Between 1966 and 1980, school textbook publishing and distribution were monopolised and centralised by government. In this period, all schools used a single textbook for each subject. This centralisation and monopolisation controlled school curriculum content through textbook standards, content objectivity, and fact correctness (Altbach, 1989, 1992, 1996; Altbach & Kelly, 1988; DFID, 2011). This was possible because trained curriculum experts, who were mostly experienced schoolteachers, developed textbooks. However, monopoly and centralisation led to poor quality textbooks; demotivation among state publishing companies to correct textbook errors; poor physical production quality; irregular, incorrect, and unproductive book distribution due to under-funding; school complaints about supplies; and poor financial management (DFID, 2011; URT, 2004h). According to Albatch (1992), because of problems, state textbook production and distribution in most developing countries collapsed at the end of the 1980s.
The 1969 Education Act was repealed by the 1978 Education Act (URT, 1978), which centralised school administration and introduced a Commissioner for Education position. The commissioner was responsible for the establishment, coordination, and regulation of new schools (URT, 1978). Furthermore, the Act centralised school curricula and syllabi production under ICD.

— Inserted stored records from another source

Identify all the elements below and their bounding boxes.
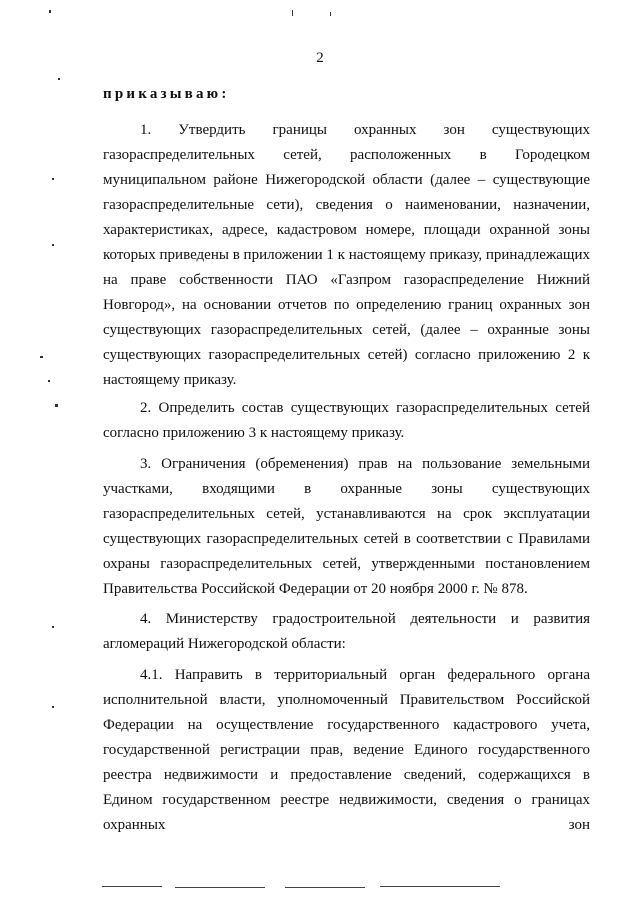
scan-mark [52,706,54,708]
paragraph-3: 3. Ограничения (обременения) прав на пользование земельными участками, входящими в охранные зоны существующих газораспределительных сетей, устанавливаются на срок эксплуатации существующих газораспределительных сетей в соответствии с Правилами охраны газораспределительных сетей, утвержденными постановлением Правительства Российской Федерации от 20 ноября 2000 г. № 878. [103,456,590,597]
bottom-scan-line [380,886,500,887]
scan-mark [49,10,51,13]
paragraph-2: 2. Определить состав существующих газораспределительных сетей согласно приложению 3 к настоящему приказу. [103,400,590,441]
scan-mark [40,356,43,358]
scan-mark [52,178,54,180]
bottom-scan-line [175,887,265,888]
page-number: 2 [316,50,324,66]
decree-heading: приказываю: [103,86,230,102]
scan-mark [48,380,50,382]
bottom-scan-line [102,886,162,887]
scan-mark [330,12,331,16]
scan-mark [292,10,293,16]
scan-mark [52,244,54,246]
scan-mark [52,626,54,628]
bottom-scan-line [285,887,365,888]
scan-mark [55,404,58,407]
paragraph-1: 1. Утвердить границы охранных зон существующих газораспределительных сетей, расположенных в Городецком муниципальном районе Нижегородской области (далее – существующие газораспределительные сети), сведения о наименовании, назначении, характеристиках, адресе, кадастровом номере, площади охранной зоны которых приведены в приложении 1 к настоящему приказу, принадлежащих на праве собственности ПАО «Газпром газораспределение Нижний Новгород», на основании отчетов по определению границ охранных зон существующих газораспределительных сетей, (далее – охранные зоны существующих газораспределительных сетей) согласно приложению 2 к настоящему приказу. [103,122,590,388]
scan-mark [58,78,60,80]
paragraph-4: 4. Министерству градостроительной деятельности и развития агломераций Нижегородской области: [103,611,590,652]
paragraph-4-1: 4.1. Направить в территориальный орган федерального органа исполнительной власти, уполномоченный Правительством Российской Федерации на осуществление государственного кадастрового учета, государственной регистрации прав, ведение Единого государственного реестра недвижимости и предоставление сведений, содержащихся в Едином государственном реестре недвижимости, сведения о границах охранных зон [103,667,590,833]
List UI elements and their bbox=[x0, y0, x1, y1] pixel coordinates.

The 1978 Education Act re-established School Boards for secondary schools to oversee school administration. The Act also established The Inspectorate Department at the Ministry headquarters, and at regional and district levels for the monitoring and evaluation of school and college activities. Finally, the Act made the registration and
licensing of teachers compulsory. Thus, all teachers in the country were registered, and those who had no formal training were licenced to teach in schools.
In the 1970s, Tanzania also experienced some local, national, and global crises, such as deterioration in terms of trade, agricultural stagnation, increases in the price of oil, and the Tanzania-Uganda war that culminated in weak, government fiscal policies (Lugalla, 1995; Meena, 1991). According to Meena, these crises affected the economy as well as the education sector, leading the country to borrow from the World Bank and IMF and selling the government’s gold reserves to finance social services. However, borrowing from IMF was associated with conditions imposed through programmes, such as the Structural Adjustment Programme (SAP), which I discuss below.